Space Winds Unleashed: First Map of Outflows From Nearby Quasar I Zwicky 1

Supermassive Black Hole in NGC 3783

This artist’s impression shows the surroundings of the supermassive black hole at the heart of the active galaxy NGC 3783 in the southern constellation of Centaurus (The Centaur). New observations using the Very Large Telescope Interferometer at ESO’s Paranal Observatory in Chile have revealed not only the torus of hot dust around the black hole but also a wind of cool material in the polar regions. Credit: ESO/M. Kornmesser

For the first time, astronomers mapped the outflows from one of the closest quasars — I Zwicky 1.

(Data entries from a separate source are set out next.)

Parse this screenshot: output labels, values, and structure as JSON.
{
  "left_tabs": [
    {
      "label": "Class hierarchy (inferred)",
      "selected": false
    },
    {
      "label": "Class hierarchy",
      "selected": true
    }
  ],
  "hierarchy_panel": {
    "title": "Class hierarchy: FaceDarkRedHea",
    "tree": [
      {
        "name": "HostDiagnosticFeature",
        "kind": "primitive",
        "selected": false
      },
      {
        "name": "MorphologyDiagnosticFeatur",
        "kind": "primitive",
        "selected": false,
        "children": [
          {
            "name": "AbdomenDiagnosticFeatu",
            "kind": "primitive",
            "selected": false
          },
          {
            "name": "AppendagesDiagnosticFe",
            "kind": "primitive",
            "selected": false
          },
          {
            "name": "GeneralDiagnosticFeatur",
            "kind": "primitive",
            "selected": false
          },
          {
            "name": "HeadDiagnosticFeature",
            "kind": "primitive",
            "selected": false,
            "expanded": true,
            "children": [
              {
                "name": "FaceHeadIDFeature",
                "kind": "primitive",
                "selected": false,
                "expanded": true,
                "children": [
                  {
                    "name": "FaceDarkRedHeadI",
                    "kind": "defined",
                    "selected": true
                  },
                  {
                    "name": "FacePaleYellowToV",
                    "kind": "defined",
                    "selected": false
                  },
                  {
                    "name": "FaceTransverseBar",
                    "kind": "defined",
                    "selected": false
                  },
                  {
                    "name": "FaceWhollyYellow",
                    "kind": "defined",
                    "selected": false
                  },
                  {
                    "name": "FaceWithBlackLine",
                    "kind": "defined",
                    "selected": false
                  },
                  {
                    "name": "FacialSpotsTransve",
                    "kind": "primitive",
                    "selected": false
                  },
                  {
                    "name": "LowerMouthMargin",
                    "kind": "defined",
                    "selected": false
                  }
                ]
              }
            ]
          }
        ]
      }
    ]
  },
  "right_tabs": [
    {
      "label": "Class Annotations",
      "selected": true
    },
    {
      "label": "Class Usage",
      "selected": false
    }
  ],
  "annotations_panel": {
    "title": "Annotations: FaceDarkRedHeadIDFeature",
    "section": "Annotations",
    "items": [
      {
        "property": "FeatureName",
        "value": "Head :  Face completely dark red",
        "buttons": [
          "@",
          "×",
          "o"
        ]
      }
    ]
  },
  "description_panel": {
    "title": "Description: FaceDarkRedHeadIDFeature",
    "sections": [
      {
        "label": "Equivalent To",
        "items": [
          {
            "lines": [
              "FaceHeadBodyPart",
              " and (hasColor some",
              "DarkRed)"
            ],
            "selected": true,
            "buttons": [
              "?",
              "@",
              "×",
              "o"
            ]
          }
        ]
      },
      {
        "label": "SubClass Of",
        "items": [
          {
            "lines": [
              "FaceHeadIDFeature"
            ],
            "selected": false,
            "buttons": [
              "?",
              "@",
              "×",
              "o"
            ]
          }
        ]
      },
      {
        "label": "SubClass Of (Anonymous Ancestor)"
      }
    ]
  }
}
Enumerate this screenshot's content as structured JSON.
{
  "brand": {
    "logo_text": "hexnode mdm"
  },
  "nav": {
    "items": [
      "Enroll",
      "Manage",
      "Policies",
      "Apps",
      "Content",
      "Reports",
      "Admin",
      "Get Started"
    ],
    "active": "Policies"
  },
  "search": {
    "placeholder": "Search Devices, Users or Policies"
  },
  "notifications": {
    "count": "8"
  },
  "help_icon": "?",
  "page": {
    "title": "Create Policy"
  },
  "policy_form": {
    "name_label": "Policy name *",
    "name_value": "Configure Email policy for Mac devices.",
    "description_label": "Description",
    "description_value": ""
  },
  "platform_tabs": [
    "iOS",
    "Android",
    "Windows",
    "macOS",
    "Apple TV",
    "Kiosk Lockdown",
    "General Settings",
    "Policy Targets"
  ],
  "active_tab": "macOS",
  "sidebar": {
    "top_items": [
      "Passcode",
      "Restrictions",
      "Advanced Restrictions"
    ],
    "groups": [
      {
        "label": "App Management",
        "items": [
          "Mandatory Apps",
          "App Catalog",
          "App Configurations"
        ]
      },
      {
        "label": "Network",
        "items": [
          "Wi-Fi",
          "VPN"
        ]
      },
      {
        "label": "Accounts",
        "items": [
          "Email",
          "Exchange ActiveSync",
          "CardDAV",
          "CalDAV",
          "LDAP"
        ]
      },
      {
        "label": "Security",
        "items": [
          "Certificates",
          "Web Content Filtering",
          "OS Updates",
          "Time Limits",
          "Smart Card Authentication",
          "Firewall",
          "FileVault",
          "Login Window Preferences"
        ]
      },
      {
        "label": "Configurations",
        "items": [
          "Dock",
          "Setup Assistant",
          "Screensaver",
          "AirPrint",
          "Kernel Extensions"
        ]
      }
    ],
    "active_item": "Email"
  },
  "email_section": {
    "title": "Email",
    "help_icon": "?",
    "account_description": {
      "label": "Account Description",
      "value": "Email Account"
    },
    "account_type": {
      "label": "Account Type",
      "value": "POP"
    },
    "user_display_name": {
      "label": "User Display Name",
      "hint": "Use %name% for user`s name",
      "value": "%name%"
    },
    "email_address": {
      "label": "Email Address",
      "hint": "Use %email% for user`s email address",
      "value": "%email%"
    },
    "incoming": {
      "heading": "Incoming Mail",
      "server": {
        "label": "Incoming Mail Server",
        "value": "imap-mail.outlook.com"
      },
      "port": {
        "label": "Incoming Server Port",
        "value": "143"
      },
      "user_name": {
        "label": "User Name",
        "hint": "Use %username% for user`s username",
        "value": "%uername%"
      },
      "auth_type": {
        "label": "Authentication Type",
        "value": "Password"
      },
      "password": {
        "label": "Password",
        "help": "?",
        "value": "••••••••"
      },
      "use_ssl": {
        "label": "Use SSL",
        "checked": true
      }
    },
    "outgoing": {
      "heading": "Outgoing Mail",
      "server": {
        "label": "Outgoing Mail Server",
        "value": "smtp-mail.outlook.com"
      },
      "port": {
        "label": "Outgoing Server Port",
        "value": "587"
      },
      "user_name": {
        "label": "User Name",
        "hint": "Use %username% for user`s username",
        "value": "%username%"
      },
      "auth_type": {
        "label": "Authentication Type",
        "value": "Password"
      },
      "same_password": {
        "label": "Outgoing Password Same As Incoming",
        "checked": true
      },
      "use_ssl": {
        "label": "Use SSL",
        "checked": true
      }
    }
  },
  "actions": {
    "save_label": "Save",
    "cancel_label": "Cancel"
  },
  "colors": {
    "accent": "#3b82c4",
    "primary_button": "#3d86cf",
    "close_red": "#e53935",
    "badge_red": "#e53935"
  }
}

Quasars are bright cores of galaxies powered by the supermassive black hole in their center. The team has probed gas outflows in I Zwicky 1 to map its system of clouds being blown away at tens to thousands of kilometers per second.

Most galaxies, including our Milky Way, harbor a supermassive black hole in their center. These typically weigh millions of times the mass of our Sun. Many of them keep lurking in the blackness of space, with little to give them away. Some have, however, large deposits of material in their vicinity to feed on. This turns their vicinity into a brilliant beacon, outshining the entire host galaxy. Given their compact size and large distance from Earth, these active galactic nuclei appear as bright dots, like the Milky Way stars. This is also why they were historically classified as quasi-stellar objects (quasars).

Most quasars reside in the distant, early Universe, but I Zwicky 1 is relatively close at less than a billion lightyears away from Earth. This provides astronomers with a convenient laboratory for studying the extreme conditions in quasars. A team of astronomers led by Anna Juráňová (SRON), including Elisa Costantini (SRON), has now for the first time mapped its outflows. Using the Hubble Space Telescope, they recovered the properties of four outflows of ionized gas clouds, being blown out at speeds of 60, 280, 1950, and 2900 kilometers per second.

“I Zwicky 1 is very special in its properties,” says Juráňová. “Other quasars have similar outflows, but in this one, everything is just right. Our viewing angle, the width of the lines in the spectrum, and so on. This allows us to dig much deeper into its processes. We have created a global picture of the motions of the ionized gas in a quasar, which is rare.”

The team found that one of the outflows was trapped in the shadow of another one. This results from the strong radiation from the quasar pushing the clouds out and away from the vicinity of the black hole. Ions of elements such as nitrogen, oxygen, and carbon within the gas clouds absorb the quasar’s ultraviolet light and get pushed away as a consequence. I Zwicky 1 is the nearest quasar offering concrete evidence of this mechanism at play.

The environment around I Zwicky 1 appears more dynamic than what astronomers often see around nearby supermassive black holes. Juráňová: “Our data suggest that far more gas is being lifted and blown out from the disc around the black hole. Having this insight brings us closer to unraveling the way these supermassive black holes grow and interact with their surroundings.”

Reference: “The outflowing ionised gas of I Zw 1 observed by HST COS” by A. Juráňová, E. Costantini, G. A. Kriss, M. Mehdipour, W. N. Brandt, L. Di Gesu, A. C. Fabian, L. Gallo, M. Giustini, D. Rogantini and D. R. Wilkins, 11 June 2024, Astronomy & Astrophysics.